Question

Are these pairs of triangles congruent ?
In each case state the condition of congruency in \[\Delta ABC\] and \[\Delta QRP\] , \[AB = QR\], \[\angle B = \ \angle R\] and \[\angle C = \ \angle P\]

Answer 1

Hint: In this question, we need to check whether the \[\Delta ABC\] and \[\Delta QRP\] are congruent or not. First, we need to draw a figure according to the given information. Then we need to find the similarities among both triangles. If the similarities of both the triangles turn out to be true, then we can say that the given two triangles are congruent to each other.

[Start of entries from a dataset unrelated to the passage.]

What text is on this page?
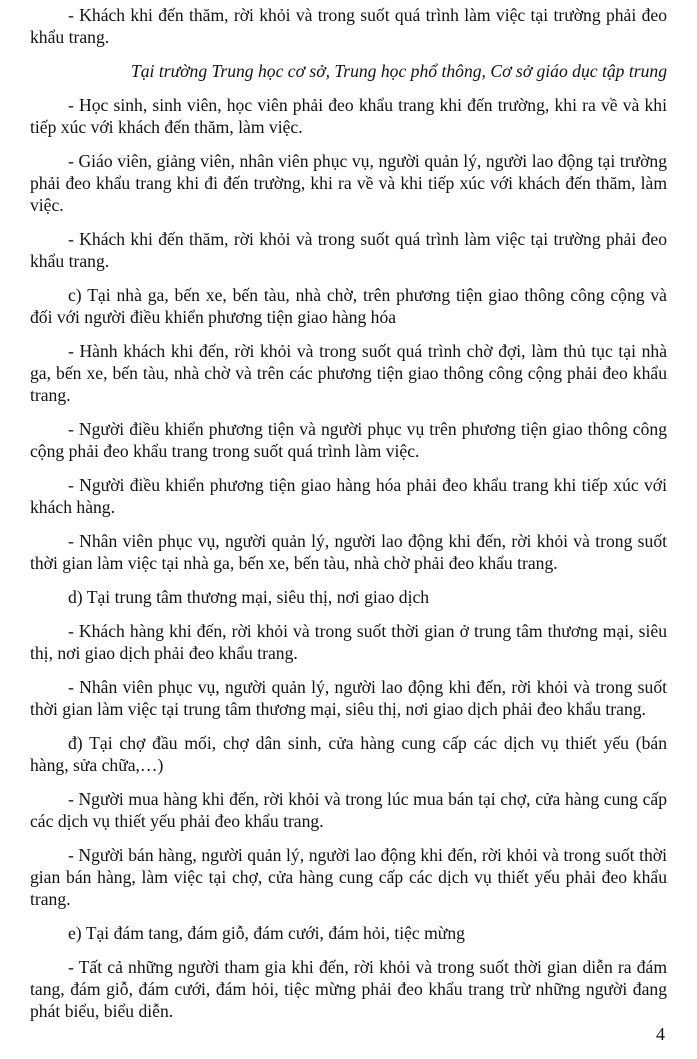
- Khách khi đến thăm, rời khỏi và trong suốt quá trình làm việc tại trường phải đeo khẩu trang.

Tại trường Trung học cơ sở, Trung học phổ thông, Cơ sở giáo dục tập trung

- Học sinh, sinh viên, học viên phải đeo khẩu trang khi đến trường, khi ra về và khi tiếp xúc với khách đến thăm, làm việc.

- Giáo viên, giảng viên, nhân viên phục vụ, người quản lý, người lao động tại trường phải đeo khẩu trang khi đi đến trường, khi ra về và khi tiếp xúc với khách đến thăm, làm việc.

- Khách khi đến thăm, rời khỏi và trong suốt quá trình làm việc tại trường phải đeo khẩu trang.

c) Tại nhà ga, bến xe, bến tàu, nhà chờ, trên phương tiện giao thông công cộng và đối với người điều khiển phương tiện giao hàng hóa

- Hành khách khi đến, rời khỏi và trong suốt quá trình chờ đợi, làm thủ tục tại nhà ga, bến xe, bến tàu, nhà chờ và trên các phương tiện giao thông công cộng phải đeo khẩu trang.

- Người điều khiển phương tiện và người phục vụ trên phương tiện giao thông công cộng phải đeo khẩu trang trong suốt quá trình làm việc.

- Người điều khiển phương tiện giao hàng hóa phải đeo khẩu trang khi tiếp xúc với khách hàng.

- Nhân viên phục vụ, người quản lý, người lao động khi đến, rời khỏi và trong suốt thời gian làm việc tại nhà ga, bến xe, bến tàu, nhà chờ phải đeo khẩu trang.

d) Tại trung tâm thương mại, siêu thị, nơi giao dịch

- Khách hàng khi đến, rời khỏi và trong suốt thời gian ở trung tâm thương mại, siêu thị, nơi giao dịch phải đeo khẩu trang.

- Nhân viên phục vụ, người quản lý, người lao động khi đến, rời khỏi và trong suốt thời gian làm việc tại trung tâm thương mại, siêu thị, nơi giao dịch phải đeo khẩu trang.

đ) Tại chợ đầu mối, chợ dân sinh, cửa hàng cung cấp các dịch vụ thiết yếu (bán hàng, sửa chữa,…)

- Người mua hàng khi đến, rời khỏi và trong lúc mua bán tại chợ, cửa hàng cung cấp các dịch vụ thiết yếu phải đeo khẩu trang.

- Người bán hàng, người quản lý, người lao động khi đến, rời khỏi và trong suốt thời gian bán hàng, làm việc tại chợ, cửa hàng cung cấp các dịch vụ thiết yếu phải đeo khẩu trang.

e) Tại đám tang, đám giỗ, đám cưới, đám hỏi, tiệc mừng

- Tất cả những người tham gia khi đến, rời khỏi và trong suốt thời gian diễn ra đám tang, đám giỗ, đám cưới, đám hỏi, tiệc mừng phải đeo khẩu trang trừ những người đang phát biểu, biểu diễn.

4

Complete step-by-step answer:
Here we need to find whether the given triangles are congruent or not.
Given, \[\Delta ABC\] and \[\Delta QRP\] , \[AB = QR\], \[\angle B = \ \angle R\] and \[\angle C = \ \angle P\] .
First, We can draw their figures according to the information provided.

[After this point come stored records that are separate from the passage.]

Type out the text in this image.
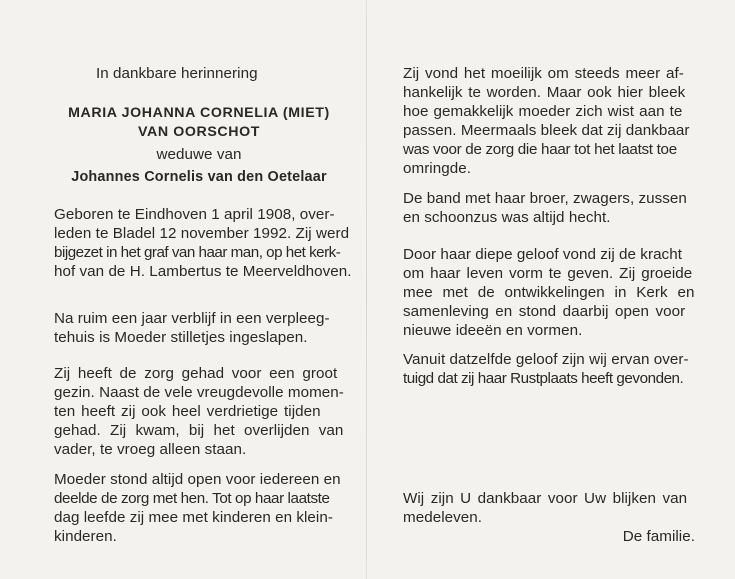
In dankbare herinnering

MARIA JOHANNA CORNELIA (MIET)
VAN OORSCHOT

weduwe van

Johannes Cornelis van den Oetelaar

Geboren te Eindhoven 1 april 1908, over-
leden te Bladel 12 november 1992. Zij werd
bijgezet in het graf van haar man, op het kerk-
hof van de H. Lambertus te Meerveldhoven.

Na ruim een jaar verblijf in een verpleeg-
tehuis is Moeder stilletjes ingeslapen.

Zij heeft de zorg gehad voor een groot
gezin. Naast de vele vreugdevolle momen-
ten heeft zij ook heel verdrietige tijden
gehad. Zij kwam, bij het overlijden van
vader, te vroeg alleen staan.

Moeder stond altijd open voor iedereen en
deelde de zorg met hen. Tot op haar laatste
dag leefde zij mee met kinderen en klein-
kinderen.

Zij vond het moeilijk om steeds meer af-
hankelijk te worden. Maar ook hier bleek
hoe gemakkelijk moeder zich wist aan te
passen. Meermaals bleek dat zij dankbaar
was voor de zorg die haar tot het laatst toe
omringde.

De band met haar broer, zwagers, zussen
en schoonzus was altijd hecht.

Door haar diepe geloof vond zij de kracht
om haar leven vorm te geven. Zij groeide
mee met de ontwikkelingen in Kerk en
samenleving en stond daarbij open voor
nieuwe ideeën en vormen.

Vanuit datzelfde geloof zijn wij ervan over-
tuigd dat zij haar Rustplaats heeft gevonden.

Wij zijn U dankbaar voor Uw blijken van
medeleven.

De familie.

Now on applying, AAS congruence criteria on the triangles ABC and QRP.
1 . \[\angle B = \ \angle R\] (given)
2. \[\angle C = \ \angle P\] (given)
3. \[AB = QR\] (given)
Thus it is clear that the \[\Delta ABC\] and \[\Delta QRP\] are congruent by angle-angle-side postulates.
Thus \[\Delta ABC\ \cong \Delta QRP\]
Final answer :
The \[\Delta ABC\] and \[\Delta QRP\] are congruent.

Note: For solving this problem we need to know about the Congruence of the triangles . Two triangles are said to be congruent to each other if all three corresponding sides are equal and all the three corresponding angles are equal in measure. We also need to know that there are four ways to find the congruence between the two triangles. They are SSS postulate where SSS stands for side-side-side , SAS postulate where SAS stands for side-angle-side, ASA postulate where ASA stands for angle-side-angle and AAS postulate where AAS stands for angle-angle-side.